We love much of the CW’s DC Comics output for being so willingly, earnestly embracing of the goofy, fun roots of its source material, and its takes on Clark Kent and Lois Lane have been no exception. But our first good look at the Metropolis power couple’s new show is like being hit with a heat vision blast of subverted expectations.
Spinning out of Tyler Hoechlin and Bitsie Tulloch’s appearances across Supergirl and the CW/DC crossover events of recent years, the series follows Clark and Lois as they move from Metropolis. They leave the Daily Planet behind—seemingly under less-than-ideal circumstances—to begin a chapter of their lives daunting for even the Man of Steel: raising kids.

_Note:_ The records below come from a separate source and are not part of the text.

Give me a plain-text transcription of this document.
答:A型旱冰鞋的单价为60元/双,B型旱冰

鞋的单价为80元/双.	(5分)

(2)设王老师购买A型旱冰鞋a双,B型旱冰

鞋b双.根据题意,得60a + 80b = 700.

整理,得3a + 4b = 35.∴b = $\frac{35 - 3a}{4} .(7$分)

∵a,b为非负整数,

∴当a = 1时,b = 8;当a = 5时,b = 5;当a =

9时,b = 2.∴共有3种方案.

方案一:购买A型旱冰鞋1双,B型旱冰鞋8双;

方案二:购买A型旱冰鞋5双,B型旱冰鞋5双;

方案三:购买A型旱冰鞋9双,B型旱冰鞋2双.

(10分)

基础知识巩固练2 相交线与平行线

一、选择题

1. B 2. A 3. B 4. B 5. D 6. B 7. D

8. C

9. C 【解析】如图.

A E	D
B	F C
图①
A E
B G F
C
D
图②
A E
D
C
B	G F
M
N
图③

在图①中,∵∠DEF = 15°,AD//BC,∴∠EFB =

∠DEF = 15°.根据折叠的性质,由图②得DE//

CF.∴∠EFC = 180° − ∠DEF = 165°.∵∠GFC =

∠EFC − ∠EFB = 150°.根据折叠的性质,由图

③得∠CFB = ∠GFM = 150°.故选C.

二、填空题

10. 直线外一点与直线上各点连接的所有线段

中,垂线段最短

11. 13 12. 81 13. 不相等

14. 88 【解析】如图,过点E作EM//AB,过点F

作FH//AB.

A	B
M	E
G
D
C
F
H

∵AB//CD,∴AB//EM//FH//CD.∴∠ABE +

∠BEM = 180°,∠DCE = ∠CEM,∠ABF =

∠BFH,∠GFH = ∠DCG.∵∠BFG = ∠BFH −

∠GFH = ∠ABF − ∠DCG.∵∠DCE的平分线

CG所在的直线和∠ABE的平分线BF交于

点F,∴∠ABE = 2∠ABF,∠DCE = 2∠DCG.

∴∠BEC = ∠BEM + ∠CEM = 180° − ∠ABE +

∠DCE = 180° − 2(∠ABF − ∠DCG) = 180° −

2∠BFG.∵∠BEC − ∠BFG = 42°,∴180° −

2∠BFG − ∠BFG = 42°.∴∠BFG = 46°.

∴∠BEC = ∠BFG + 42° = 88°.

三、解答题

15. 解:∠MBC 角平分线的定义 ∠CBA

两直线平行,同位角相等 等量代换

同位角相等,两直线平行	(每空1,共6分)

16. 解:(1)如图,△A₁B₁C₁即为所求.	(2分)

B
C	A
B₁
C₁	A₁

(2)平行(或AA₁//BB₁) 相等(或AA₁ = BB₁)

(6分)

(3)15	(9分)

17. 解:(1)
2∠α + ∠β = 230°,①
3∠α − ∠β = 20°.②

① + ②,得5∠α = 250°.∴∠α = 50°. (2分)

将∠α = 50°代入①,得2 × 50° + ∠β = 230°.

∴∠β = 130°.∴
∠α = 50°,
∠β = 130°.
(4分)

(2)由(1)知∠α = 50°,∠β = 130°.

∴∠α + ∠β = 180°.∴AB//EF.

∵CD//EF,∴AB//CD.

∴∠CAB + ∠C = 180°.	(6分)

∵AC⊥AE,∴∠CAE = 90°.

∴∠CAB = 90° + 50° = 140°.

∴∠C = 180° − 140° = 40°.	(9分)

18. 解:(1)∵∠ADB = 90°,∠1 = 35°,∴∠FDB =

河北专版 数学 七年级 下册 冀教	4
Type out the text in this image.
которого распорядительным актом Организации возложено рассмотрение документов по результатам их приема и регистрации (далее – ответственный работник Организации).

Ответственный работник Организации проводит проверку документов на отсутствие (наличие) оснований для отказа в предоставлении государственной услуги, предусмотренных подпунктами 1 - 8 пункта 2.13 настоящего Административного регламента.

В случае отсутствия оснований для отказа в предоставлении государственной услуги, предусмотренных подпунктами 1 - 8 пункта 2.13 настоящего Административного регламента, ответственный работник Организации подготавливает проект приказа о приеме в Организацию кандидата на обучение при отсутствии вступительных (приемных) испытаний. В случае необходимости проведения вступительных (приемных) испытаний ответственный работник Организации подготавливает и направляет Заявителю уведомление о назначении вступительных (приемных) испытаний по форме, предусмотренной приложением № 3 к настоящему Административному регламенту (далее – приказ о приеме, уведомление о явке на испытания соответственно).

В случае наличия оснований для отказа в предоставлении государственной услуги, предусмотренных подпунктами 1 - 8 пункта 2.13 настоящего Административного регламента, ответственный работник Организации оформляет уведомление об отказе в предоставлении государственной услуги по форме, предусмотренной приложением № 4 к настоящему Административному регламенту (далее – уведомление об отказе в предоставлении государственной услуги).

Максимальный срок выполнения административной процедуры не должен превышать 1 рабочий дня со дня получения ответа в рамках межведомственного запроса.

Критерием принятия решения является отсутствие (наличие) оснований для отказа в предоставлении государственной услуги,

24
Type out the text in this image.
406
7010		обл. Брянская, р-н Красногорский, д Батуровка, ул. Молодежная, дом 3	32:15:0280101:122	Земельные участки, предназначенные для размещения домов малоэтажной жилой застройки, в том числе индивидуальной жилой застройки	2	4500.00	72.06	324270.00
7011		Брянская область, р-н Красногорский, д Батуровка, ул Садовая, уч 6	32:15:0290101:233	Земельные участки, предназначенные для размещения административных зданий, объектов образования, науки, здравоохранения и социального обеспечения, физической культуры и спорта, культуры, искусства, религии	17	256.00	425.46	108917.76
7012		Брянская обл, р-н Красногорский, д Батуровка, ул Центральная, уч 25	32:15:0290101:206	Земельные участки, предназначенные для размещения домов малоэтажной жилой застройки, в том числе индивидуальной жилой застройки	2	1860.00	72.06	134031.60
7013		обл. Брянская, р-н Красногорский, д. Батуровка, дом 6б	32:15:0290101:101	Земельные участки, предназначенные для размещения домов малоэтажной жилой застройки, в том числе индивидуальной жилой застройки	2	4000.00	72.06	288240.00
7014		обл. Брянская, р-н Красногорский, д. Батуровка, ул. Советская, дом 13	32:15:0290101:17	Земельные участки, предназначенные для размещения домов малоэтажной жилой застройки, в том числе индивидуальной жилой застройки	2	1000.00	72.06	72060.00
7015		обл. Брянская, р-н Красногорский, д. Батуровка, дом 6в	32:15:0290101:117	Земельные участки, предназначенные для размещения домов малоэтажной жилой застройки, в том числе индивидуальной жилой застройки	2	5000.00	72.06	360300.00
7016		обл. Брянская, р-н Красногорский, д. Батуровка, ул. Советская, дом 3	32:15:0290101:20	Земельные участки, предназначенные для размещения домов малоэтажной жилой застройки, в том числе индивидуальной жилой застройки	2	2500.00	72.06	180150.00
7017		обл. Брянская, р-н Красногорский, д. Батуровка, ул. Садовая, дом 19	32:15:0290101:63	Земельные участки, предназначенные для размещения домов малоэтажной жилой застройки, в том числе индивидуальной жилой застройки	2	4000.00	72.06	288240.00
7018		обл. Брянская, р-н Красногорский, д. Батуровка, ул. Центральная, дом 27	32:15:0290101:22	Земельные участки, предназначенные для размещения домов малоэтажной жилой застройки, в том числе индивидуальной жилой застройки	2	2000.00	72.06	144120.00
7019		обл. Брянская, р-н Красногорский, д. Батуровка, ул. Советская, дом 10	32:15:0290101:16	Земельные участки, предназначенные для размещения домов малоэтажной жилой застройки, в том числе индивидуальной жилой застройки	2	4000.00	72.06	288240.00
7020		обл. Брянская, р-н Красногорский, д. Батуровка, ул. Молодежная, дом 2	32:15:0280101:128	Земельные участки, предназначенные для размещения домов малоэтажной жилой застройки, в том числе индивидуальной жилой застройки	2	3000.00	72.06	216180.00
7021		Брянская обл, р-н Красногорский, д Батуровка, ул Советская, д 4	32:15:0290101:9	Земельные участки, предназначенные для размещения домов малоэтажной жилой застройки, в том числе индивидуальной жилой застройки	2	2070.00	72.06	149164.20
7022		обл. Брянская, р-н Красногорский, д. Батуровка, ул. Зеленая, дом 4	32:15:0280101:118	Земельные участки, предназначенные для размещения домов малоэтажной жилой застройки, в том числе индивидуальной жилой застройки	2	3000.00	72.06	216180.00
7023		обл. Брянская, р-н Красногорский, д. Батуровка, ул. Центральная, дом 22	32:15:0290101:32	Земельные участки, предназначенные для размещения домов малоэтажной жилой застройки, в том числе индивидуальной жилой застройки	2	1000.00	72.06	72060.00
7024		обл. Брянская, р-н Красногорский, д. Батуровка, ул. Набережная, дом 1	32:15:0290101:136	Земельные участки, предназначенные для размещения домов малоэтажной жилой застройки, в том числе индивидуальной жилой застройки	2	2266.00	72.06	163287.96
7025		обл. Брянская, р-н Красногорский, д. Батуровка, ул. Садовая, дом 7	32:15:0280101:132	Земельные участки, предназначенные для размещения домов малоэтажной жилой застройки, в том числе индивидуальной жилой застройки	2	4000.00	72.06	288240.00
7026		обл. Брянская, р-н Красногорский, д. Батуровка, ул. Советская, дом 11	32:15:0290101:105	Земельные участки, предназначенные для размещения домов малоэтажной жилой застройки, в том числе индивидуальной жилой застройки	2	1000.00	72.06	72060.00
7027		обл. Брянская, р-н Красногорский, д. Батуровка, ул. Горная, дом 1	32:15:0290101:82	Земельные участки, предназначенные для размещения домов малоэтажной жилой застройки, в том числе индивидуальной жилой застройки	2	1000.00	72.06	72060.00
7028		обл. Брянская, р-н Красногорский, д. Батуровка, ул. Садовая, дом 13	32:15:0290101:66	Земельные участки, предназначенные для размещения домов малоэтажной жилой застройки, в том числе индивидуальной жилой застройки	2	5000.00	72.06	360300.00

Honestly, while that seems to be enough of a problem, it’s not the only one facing the couple. There’s elements of the usual Superman stuff there, like dangerous new foes, Lois’ distrusting father General Lane, and, of course, Kryptonite shenanigans. But there’s also the fact that in this show at least, Lois and Clark are going through some pretty grim times. The older Kents have passed, and Lois and Clark’s teen sons Jonathan and Jordan are going through all the sorts of things you’d expect young, surly teenagers to be dealing with emotionally. Their sons’ already emotional years are compounded by the fact that their father thought that at the height of their anxiety was the perfect time to tell his sons that their dad’s Superman, which, hoo boy! It all paints a rather bleak picture, even as Clark and Lois find strength in working through it all together.
It’s kind of wild that our first look at the CW’s take on a Superman show involves the chipper Man of Steel we’ve come to know from past appearances joke that he wishes he could drink himself out of social situations, or questions his capacity to be a good father. And while yes, that’s arguably something we’ve seen a lot of in other Superman adaptations and “fresh” takes on the character before—this idea that someone as superhumanly perfect as Superman is not interesting as is, and therefore must be glum and dour and, gasp, gritty—it’s not something we’ve seen the CW typically angle toward for many of its DC shows (outside of the beloved dramatic sourpuss Oliver Queen).
We’ve known this version of Superman as the bright, optimistic ideal, but it’ll be interesting to see the show challenge both him and Lois to become that once more as they overcome their family’s very unique flavor of drama. Superman & Lois kicks off its debut season with a super-long episode on the CW on February 23.